After they were raped "the girls insisted that two of the men marry them," Sanjeev Suman, the police chief of the district, told reporters Thursday.
"The men refused to marry them and they got into a heated argument. Then they strangled the sisters to death," he said.
"After murdering them, the accused men hung their bodies from a tree, using one of their dupattas [stoles], make their deaths appear like suicide."
All the six accused— five Muslim and one Hindu — have been arrested, and two of them confessed to the crime, Suman added.
Although the police said that the girls left their village with the accused willingly, their family alleged that they were kidnapped by the men.
Police handed over the bodies of the girls to their family, who buried them in the village Thursday.

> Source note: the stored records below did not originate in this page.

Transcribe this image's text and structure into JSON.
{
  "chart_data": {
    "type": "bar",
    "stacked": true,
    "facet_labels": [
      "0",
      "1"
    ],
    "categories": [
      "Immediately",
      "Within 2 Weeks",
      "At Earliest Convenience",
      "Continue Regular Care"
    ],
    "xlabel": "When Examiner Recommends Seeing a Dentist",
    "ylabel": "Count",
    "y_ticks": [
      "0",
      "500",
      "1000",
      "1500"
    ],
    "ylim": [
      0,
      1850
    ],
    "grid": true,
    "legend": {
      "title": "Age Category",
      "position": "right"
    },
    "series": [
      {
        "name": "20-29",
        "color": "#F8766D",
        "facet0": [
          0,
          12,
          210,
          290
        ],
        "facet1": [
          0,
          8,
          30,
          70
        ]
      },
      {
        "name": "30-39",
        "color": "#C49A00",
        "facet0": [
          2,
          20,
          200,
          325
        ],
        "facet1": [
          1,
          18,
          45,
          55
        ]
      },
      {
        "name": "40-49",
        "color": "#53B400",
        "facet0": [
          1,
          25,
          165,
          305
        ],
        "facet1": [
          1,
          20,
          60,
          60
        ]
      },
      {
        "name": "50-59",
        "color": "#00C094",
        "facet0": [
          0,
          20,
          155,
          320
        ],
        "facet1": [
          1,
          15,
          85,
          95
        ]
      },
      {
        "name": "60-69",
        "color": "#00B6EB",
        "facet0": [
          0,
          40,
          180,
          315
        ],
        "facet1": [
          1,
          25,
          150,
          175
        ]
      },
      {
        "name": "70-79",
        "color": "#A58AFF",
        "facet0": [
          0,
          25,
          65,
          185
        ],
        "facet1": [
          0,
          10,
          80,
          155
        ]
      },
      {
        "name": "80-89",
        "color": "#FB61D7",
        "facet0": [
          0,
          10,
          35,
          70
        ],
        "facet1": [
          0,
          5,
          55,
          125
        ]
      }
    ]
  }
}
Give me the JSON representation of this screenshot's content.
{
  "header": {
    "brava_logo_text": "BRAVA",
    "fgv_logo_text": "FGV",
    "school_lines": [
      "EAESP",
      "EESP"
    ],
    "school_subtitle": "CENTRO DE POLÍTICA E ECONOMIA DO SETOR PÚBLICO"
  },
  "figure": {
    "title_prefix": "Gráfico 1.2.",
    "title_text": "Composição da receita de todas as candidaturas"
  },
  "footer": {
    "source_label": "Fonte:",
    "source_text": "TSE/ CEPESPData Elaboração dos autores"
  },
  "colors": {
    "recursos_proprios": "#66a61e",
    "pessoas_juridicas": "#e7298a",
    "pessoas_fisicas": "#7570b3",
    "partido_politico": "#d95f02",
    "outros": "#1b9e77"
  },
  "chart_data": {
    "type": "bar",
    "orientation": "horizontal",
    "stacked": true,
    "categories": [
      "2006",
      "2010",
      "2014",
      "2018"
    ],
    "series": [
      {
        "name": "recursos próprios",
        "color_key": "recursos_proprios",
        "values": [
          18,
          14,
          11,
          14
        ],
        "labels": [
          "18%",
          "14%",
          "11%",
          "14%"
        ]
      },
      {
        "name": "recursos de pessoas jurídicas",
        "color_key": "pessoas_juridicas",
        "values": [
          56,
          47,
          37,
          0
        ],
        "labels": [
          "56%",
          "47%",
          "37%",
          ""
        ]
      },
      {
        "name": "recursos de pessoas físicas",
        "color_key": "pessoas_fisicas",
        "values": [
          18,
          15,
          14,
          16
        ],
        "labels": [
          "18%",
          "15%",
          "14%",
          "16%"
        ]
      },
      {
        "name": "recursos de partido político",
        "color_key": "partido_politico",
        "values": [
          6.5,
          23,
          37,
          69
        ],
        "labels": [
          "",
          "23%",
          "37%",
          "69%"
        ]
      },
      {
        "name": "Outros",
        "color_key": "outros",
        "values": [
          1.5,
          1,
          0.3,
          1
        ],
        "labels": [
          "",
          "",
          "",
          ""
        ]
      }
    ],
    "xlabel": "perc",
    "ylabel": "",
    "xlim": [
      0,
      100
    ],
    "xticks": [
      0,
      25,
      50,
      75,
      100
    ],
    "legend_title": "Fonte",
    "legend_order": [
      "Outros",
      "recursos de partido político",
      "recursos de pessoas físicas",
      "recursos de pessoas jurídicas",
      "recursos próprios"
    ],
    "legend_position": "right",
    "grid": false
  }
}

Angry villagers blocked a nearby main road and protested against the rape and killings of the Dalit sisters. The girls' family has demanded about $125,000 and a government job as compensation from the government.
Living at the bottom of a highly discriminatory Hindu hierarchy Dalits routinely face prejudice and violence. In 2020, the gang-rape and murder of a 19-year-old Dalit girl by some high-caste Hindus in Hathras, another district in Uttar Pradesh, sparked massive public outrage.
India's National Crime Record Bureau recently reported that last year saw a 19% increase in rape cases in the country compared to 2020. Agency data also shows a 45% rise in reported rapes of Dalits between 2015 and 2020.
According to several estimates, based on government data, only 1% to 3% of India's rapes are reported, meaning the number of sexual violence cases against women may be many times the government figures. Critics say that despite new anti-rape laws that mandate stricter punishments, sexual crimes against women continue to rise in India.
The government has promised "exemplary" punishment for the perpetrators in the Lakhimpur-Kheri case.
Brajesh Pathak, deputy chief minister of Uttar Pradesh, told reporters, "We will see that the punishments in the case are handed out in a way that the souls of the coming generations of the perpetrators will also shiver."
Many have demanded capital punishment for the culprits in the case on social media, and the girls' father said he wants the "strictest punishment" for the culprits.
"They hanged my daughters. We want all six of them to be hanged, too," he said.